Monetary Policy Task Force Examines Treasury Market Fragilities | U.S. House Committee on Financial Services
Today, House Committee on Financial Services Task Force on Monetary Policy, Treasury Market Resilience, and Economic Prosperity, led by Chairman Frank Lucas (OK-03), held a hearing examining why the Treasury Market experienced periods of volatility during April 2025. Members also discerned which regulatory changes could have helped enhance liquidity and mitigate the volatility seen in early April and in future episodes.
Watch today’s hearing online HERE.
Witnesses echoed their support for the work of the Committee.
“Most recently, the events that took place in April tested market functioning and prompted investors to question the resiliency of the market in the face of trade and policy uncertainty. Changes in trade policy prompted volatility across global asset prices that spilled over into uncertainty about the future direction of growth, inflation, interest rates, and the supply of Treasury debt. Although Treasury markets often act as a safe haven in times of stress, in April, investors again began selling their Treasury holdings, pushing up interest rates and testing Treasury market functioning. Measures of market liquidity – the ability to easily convert a Treasury security to cash – deteriorated measurably. ...As uncertainty eased, Treasury market functioning improved and funding market pressures lifted, but the events serve as a reminder that the continued safety and liquidity of the Treasury market are essential to its functioning."
“For U.S. Treasuries to remain the world’s preferred safe-haven asset and the anchor of dollar dominance, the intermediation capacity of the Treasury market must be greatly expanded. Although there is no silver bullet for achieving this, regulators should fix the bank capital regulation known as the Supplementary Leverage Ratio (SLR), encourage (although not mandate) the emergence of all-to-all trade in the Treasury market, further exploit the Treasury Department’s Buyback program, and ensure that the Federal Reserve's last-resort purchases of Treasuries to maintain market functionality are clearly separated from the Fed’s other asset purchases. To my understanding, Treasury market regulators already have sufficient authorities from Congress to address these objectives. ...Dollar dominance is part and parcel with a deep and liquid Treasury market.
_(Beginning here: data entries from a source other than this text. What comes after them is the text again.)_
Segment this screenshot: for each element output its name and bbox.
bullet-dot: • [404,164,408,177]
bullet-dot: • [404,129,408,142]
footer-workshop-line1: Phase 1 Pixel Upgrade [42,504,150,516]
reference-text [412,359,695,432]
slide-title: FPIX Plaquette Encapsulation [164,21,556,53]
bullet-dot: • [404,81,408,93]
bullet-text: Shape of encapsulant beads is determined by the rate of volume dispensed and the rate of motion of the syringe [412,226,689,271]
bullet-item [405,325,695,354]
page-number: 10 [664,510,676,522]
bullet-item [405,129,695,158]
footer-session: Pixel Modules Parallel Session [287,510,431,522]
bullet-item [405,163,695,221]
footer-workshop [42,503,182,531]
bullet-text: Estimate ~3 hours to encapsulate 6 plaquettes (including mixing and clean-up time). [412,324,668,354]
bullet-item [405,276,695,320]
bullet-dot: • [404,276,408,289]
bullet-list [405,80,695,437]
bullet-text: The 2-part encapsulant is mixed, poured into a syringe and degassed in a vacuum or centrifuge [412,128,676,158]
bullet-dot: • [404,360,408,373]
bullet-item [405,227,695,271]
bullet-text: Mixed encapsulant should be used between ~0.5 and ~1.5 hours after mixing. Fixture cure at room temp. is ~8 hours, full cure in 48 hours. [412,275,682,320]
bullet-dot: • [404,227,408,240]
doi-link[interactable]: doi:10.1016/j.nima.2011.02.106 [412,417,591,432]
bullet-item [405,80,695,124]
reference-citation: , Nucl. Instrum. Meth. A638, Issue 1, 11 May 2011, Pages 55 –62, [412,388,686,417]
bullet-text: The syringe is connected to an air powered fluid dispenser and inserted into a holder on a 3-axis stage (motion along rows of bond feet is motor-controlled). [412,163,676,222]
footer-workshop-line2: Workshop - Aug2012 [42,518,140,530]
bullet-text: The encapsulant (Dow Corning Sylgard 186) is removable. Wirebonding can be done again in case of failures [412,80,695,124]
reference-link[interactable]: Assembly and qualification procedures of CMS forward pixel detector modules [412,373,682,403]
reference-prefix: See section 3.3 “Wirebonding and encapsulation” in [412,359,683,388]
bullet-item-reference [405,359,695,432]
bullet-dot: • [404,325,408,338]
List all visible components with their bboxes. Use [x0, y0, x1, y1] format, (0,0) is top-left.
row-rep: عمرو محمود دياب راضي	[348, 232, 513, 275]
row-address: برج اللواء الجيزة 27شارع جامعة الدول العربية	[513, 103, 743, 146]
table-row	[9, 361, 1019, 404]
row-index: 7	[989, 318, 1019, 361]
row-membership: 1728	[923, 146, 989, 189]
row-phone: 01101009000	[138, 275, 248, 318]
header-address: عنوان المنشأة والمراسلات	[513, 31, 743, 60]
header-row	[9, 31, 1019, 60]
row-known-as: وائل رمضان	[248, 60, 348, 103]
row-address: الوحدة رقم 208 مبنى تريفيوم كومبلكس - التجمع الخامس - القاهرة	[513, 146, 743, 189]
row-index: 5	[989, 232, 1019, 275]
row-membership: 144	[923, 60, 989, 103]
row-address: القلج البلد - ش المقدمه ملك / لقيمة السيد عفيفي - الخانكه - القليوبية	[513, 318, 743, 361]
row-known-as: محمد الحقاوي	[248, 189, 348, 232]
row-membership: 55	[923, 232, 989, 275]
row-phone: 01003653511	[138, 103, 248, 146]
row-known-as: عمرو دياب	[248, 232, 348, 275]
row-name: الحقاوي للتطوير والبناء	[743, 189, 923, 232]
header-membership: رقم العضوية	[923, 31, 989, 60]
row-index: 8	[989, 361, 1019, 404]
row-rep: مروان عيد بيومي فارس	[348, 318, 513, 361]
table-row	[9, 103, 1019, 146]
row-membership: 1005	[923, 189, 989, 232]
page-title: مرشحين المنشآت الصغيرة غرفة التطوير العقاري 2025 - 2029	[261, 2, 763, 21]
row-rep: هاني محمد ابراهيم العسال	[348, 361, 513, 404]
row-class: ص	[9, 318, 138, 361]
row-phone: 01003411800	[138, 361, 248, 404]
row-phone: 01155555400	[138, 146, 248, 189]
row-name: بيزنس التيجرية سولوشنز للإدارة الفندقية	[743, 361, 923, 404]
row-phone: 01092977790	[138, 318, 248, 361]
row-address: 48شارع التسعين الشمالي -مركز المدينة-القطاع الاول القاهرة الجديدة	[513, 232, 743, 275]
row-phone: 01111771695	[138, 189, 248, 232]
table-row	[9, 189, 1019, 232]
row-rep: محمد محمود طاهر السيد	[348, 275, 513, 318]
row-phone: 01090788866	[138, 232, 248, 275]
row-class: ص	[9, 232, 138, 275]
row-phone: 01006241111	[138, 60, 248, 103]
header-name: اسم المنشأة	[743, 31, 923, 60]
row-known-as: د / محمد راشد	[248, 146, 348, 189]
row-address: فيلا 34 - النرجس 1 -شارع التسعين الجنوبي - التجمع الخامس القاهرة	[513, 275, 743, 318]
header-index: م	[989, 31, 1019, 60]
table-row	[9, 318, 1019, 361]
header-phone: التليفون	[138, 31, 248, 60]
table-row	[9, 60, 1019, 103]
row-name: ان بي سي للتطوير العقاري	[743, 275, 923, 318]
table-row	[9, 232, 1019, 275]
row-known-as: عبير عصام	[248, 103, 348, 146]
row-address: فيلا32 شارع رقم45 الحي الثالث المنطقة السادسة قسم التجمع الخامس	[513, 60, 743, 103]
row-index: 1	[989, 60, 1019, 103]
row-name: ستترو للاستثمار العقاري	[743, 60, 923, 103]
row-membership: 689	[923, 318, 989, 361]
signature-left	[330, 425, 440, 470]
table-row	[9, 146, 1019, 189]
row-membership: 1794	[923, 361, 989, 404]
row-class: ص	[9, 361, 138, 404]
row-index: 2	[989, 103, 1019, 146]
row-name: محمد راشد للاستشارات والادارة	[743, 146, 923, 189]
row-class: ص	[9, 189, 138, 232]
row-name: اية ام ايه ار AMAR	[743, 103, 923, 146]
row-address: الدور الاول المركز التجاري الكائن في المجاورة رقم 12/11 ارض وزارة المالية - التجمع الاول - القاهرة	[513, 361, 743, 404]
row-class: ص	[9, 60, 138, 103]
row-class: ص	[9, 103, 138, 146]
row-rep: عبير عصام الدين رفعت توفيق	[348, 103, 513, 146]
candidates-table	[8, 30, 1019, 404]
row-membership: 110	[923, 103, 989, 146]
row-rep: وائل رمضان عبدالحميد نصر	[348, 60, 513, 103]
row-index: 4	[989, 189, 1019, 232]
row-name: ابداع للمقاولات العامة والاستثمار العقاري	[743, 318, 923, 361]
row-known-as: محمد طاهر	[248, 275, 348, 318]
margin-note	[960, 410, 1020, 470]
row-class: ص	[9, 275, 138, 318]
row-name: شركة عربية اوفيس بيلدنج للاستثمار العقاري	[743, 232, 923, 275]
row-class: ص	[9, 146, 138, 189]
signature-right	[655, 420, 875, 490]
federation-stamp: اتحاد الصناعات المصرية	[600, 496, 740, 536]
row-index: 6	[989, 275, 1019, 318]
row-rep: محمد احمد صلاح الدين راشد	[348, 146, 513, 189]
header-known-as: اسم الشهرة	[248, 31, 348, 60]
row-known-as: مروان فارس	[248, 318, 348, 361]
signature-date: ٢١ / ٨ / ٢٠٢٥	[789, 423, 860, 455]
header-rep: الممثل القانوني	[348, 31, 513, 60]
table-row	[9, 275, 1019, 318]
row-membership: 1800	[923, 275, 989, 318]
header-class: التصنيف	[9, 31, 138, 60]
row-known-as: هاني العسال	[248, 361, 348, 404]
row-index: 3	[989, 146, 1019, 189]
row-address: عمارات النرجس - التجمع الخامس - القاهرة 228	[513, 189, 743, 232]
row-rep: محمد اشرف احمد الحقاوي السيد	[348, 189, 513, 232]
U.S. Treasury securities are, by far, the first choice of safe-haven investors around the world. ...Improvements in Treasury market structure and regulation can increase the resilience of the Treasury market to future crises."
“There isn't a single rule or change that will suddenly and permanently increase Treasury market liquidity, and these rules aren't confined to dealers or banks; they also include mutual-fund liquidity rules, central counter-party margin requirements, and insurance company regulations, among many others. Among these, changes to bank capital rules may have the lowest barriers to amend. Many bank capital regulations were implemented following the 2007-2009 Global Financial Crisis, some of which work at odds with each other. These rules seem to have incentivized some of the largest banks to maximize capital utilization, leaving little room to expand market-making operations or provide leverage to clients like hedge funds, which might otherwise be willing to take advantage of relative-value opportunities amid volatility."